NSW Deputy Premier and NSW Nationals leader John “Barra” Barilaro triggered Constance’s decision to quit the Eden Monaro race by calling him a “c…t” which appeared on the front-page of the Murdoch family’s Daily Telegraph.

[How times have changed. Many
year ago, Neville Wran was called a “c…t” in State Parliament by a National
Party MP and no one batted an eyelid.]

Thursday’s newspaper coverage created more confusion over what will happen next. The Australian reported: “Some MPs believed Mr Constance’s pullout had not harmed their (Liberal Party) chances of taking the seat, putting it at a 50-50 possibility. There was also internal anger that Scott Morrison’s ally Alex Hawke had been calling around to ensure Mr Constance would have no trouble being endorsed as the party’s star candidate.”

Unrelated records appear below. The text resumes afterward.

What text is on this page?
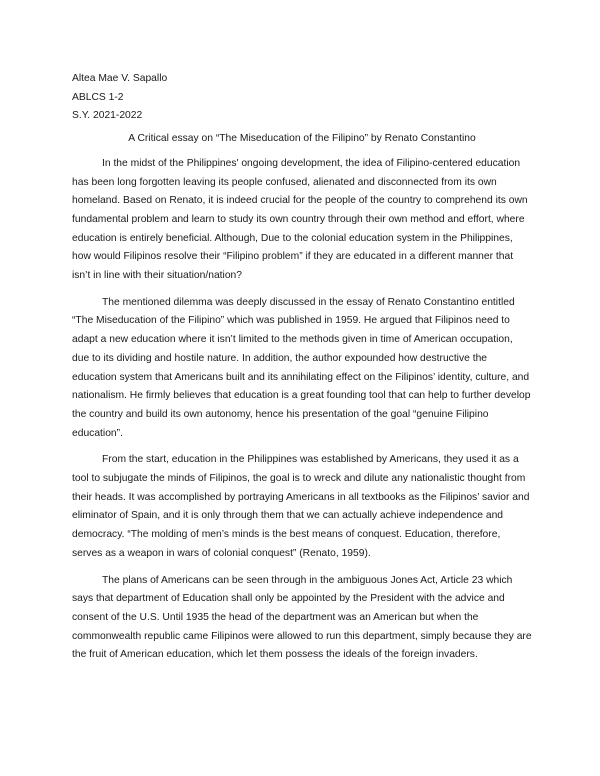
Altea Mae V. Sapallo

ABLCS 1-2

S.Y. 2021-2022

A Critical essay on “The Miseducation of the Filipino” by Renato Constantino

In the midst of the Philippines' ongoing development, the idea of Filipino-centered education has been long forgotten leaving its people confused, alienated and disconnected from its own homeland. Based on Renato, it is indeed crucial for the people of the country to comprehend its own fundamental problem and learn to study its own country through their own method and effort, where education is entirely beneficial. Although, Due to the colonial education system in the Philippines, how would Filipinos resolve their “Filipino problem” if they are educated in a different manner that isn’t in line with their situation/nation?

The mentioned dilemma was deeply discussed in the essay of Renato Constantino entitled “The Miseducation of the Filipino” which was published in 1959. He argued that Filipinos need to adapt a new education where it isn’t limited to the methods given in time of American occupation, due to its dividing and hostile nature. In addition, the author expounded how destructive the education system that Americans built and its annihilating effect on the Filipinos’ identity, culture, and nationalism. He firmly believes that education is a great founding tool that can help to further develop the country and build its own autonomy, hence his presentation of the goal “genuine Filipino education”.

From the start, education in the Philippines was established by Americans, they used it as a tool to subjugate the minds of Filipinos, the goal is to wreck and dilute any nationalistic thought from their heads. It was accomplished by portraying Americans in all textbooks as the Filipinos’ savior and eliminator of Spain, and it is only through them that we can actually achieve independence and democracy. “The molding of men’s minds is the best means of conquest. Education, therefore, serves as a weapon in wars of colonial conquest” (Renato, 1959).

The plans of Americans can be seen through in the ambiguous Jones Act, Article 23 which says that department of Education shall only be appointed by the President with the advice and consent of the U.S. Until 1935 the head of the department was an American but when the commonwealth republic came Filipinos were allowed to run this department, simply because they are the fruit of American education, which let them possess the ideals of the foreign invaders.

The Daily Telegraph reported: “One moderate powerbroker said Mr Constance’s profile soared during the bushfires to national fame and he would be ‘hard to beat at anything’”. The paper also said: “It’s important there is Coalition unity to contest this by-election”, Mr Constance said, adding he believed it [the Liberal Party] could still win the contest.

Bizarrely, The Sydney Morning Herald made Constance its target (Knives out for Constance after late withdrawal) and foreshadowed that he would be dumped from Cabinet in the next reshuffle.

With Liberal Party pre-selection still to be decided, the Federal seat of Eden Monaro is causing jitters for all parties. And so it should.